CHARLES C MANN : 1491 NEW REVELATIONS OF THE AMERICAS BEFORE COLUMBUS

This book scores a blistering  revelation  that radically  alters  our understanding  of the Americas before the arrival of Columbus  in 1492 from Charles C.Mann a remarkably engaging writer. He is exemplary  in fusing the union of meaningful facts with good story telling.

1491 at it’s core, is concise  and brilliantly entertaining  as Mann slips in so many fresh interpretations  of American  history  that almost adds up to a deeply subversive  work. Described  as provocative,  Mann challenges  and chronicles prevailing  thinking about global development,  and perhaps our concept of ‘pure wilderness’ untouched  by grubby human  hands, may now be jettisoned.

The book presents  recent  research  findings  from different fields  which suggests human population  in the Western  Hemisphere- that is, the indigenous peoples  of the Americas- were more numerous,  had arrived earlier,  were more sophisticated culturally,  and controlled and shaped the natural landscape to a greater extent  than scholars had previously  thought. The author  notes that, according  to these findings, two of the first six independent  centres  of civilization  arose in the Americas; the first, Norte Chico or Caral-Supe, in present-day Northern  Peru; and that of formative-era Mesoamerica in what is now Southern Mexico.

Mann acknowledges  the controversies  of re-assessment about pre-Columbian world based on new findings in biology,  pathology,  biochemistry,  botany, economy, climatology,  genetics and demography. He asserts that the general trend amongst scientists  currently  is to acknowledge  that population levels  were probably  higher than previously believed  and that humans had probably  arrived  earlier  in the Americas  than traditionally  thought,  over the course  of multiple  waves of migration  to the New World and not solely by the Bering land bridge.

The level of culturally advanced settlement  was higher and broader than previously  imagined.  The New World  was not a wilderness  at the time of European contact, but an environment  which indigenous  peoples  had been  altering  for thousands of years for their benefit, mostly  with fire. This forms the main focus of the book: population,  culture and environment. Mann challenges  the notion  that Native Americans lived in small isolated groups  and thus had little  impact  on their environment  that even after a millennia  of habitation  the continents  remained mostly wilderness.

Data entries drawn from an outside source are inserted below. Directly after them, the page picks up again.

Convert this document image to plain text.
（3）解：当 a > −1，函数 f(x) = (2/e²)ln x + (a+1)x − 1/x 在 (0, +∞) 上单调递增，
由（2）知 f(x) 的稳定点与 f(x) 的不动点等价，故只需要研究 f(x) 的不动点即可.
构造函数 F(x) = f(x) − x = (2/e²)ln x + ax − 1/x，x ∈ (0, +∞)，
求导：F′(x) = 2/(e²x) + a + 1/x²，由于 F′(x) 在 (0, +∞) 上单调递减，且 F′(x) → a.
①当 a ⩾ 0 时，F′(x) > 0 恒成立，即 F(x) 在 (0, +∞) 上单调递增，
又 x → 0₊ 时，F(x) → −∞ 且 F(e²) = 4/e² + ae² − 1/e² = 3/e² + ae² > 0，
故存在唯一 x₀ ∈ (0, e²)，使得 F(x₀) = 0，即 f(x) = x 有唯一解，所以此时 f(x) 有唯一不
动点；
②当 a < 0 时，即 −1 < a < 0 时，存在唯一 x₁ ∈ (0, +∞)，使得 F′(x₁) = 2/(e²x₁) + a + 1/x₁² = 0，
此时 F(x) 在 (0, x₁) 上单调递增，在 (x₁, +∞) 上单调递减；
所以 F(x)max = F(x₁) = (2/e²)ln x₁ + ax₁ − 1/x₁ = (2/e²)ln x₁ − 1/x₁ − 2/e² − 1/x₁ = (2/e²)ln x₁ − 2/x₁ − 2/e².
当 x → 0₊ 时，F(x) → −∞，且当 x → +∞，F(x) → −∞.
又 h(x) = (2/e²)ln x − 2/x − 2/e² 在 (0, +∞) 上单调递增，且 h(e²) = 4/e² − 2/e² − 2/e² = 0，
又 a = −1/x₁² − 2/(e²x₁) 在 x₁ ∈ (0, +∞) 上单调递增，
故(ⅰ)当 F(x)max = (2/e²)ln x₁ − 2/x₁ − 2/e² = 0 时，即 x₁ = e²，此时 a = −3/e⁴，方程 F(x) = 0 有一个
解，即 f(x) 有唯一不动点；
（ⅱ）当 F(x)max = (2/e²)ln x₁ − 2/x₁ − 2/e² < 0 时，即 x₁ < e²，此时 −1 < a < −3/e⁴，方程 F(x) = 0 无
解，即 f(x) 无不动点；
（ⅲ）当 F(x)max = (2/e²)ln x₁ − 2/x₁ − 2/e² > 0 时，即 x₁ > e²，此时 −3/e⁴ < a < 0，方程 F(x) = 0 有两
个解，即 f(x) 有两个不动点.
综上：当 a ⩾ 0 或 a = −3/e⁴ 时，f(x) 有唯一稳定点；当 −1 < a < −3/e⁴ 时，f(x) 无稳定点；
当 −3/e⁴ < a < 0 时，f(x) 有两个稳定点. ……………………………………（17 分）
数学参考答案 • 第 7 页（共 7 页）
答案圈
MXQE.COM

The author  disagrees with the popular idea that European  technologies  were superior  to those of Native Americans, using guns, for example,  could not shoot as far, as accurately  as arrows, not to mention the reloading swiftness. Moccasins  were more comfortable  and durable  than the boots Europeans wore because they were padded offering  a more silent approach  to warfare. The Indian canoe could be paddled faster and were more manoeuvrable  than any small European boat, let alone capable of navigation in less depth of water. Mann explores the discussion  on the fatal consequences of Conquistador introduced  infectious  diseases  that had a significant  role in the decline of native population  rather than by warfare. He notes that Europeans probably derived less benefits  from horses because  the stepped  roads  of the Incas were impassable  for them.

Agriculture  is another  focus of the book, exploring  Andean and Mesoamerican culture.  He contends that they did not have the benefits of “stealing” or adopting  innovation  from other cultures because of their isolation. The agricultural development  of maize from the inedible precursors  such as teosinte was significant  in increasing yield,  surpluses,  population growth  and the rise of complex cultures. Mann discusses  the growing evidence  that shows how Native America shaped their environment  with fire, using slash-and-burn techniques  to clear forests and create grasslands  for cultivation,  encouraging  the abundance  of game animals. (Interestingly,  this is similar to techniques  Native Australians used. DARK EMU covers this in depth.)

They constructed elaborate irrigation systems, terraced steep mountains  to produce crops and defenceively  protected  their settlements. Mann concludes that we must look to the past to write the future. Modern nations  must do the same as Native Americans ran the continents.  He tells a powerful,  provocative  and important  story  through 1491 which vividly  compells us to re-examine  how ancient history  of the Americas is taught  and how we live with the environmental  consequences  of colonisation.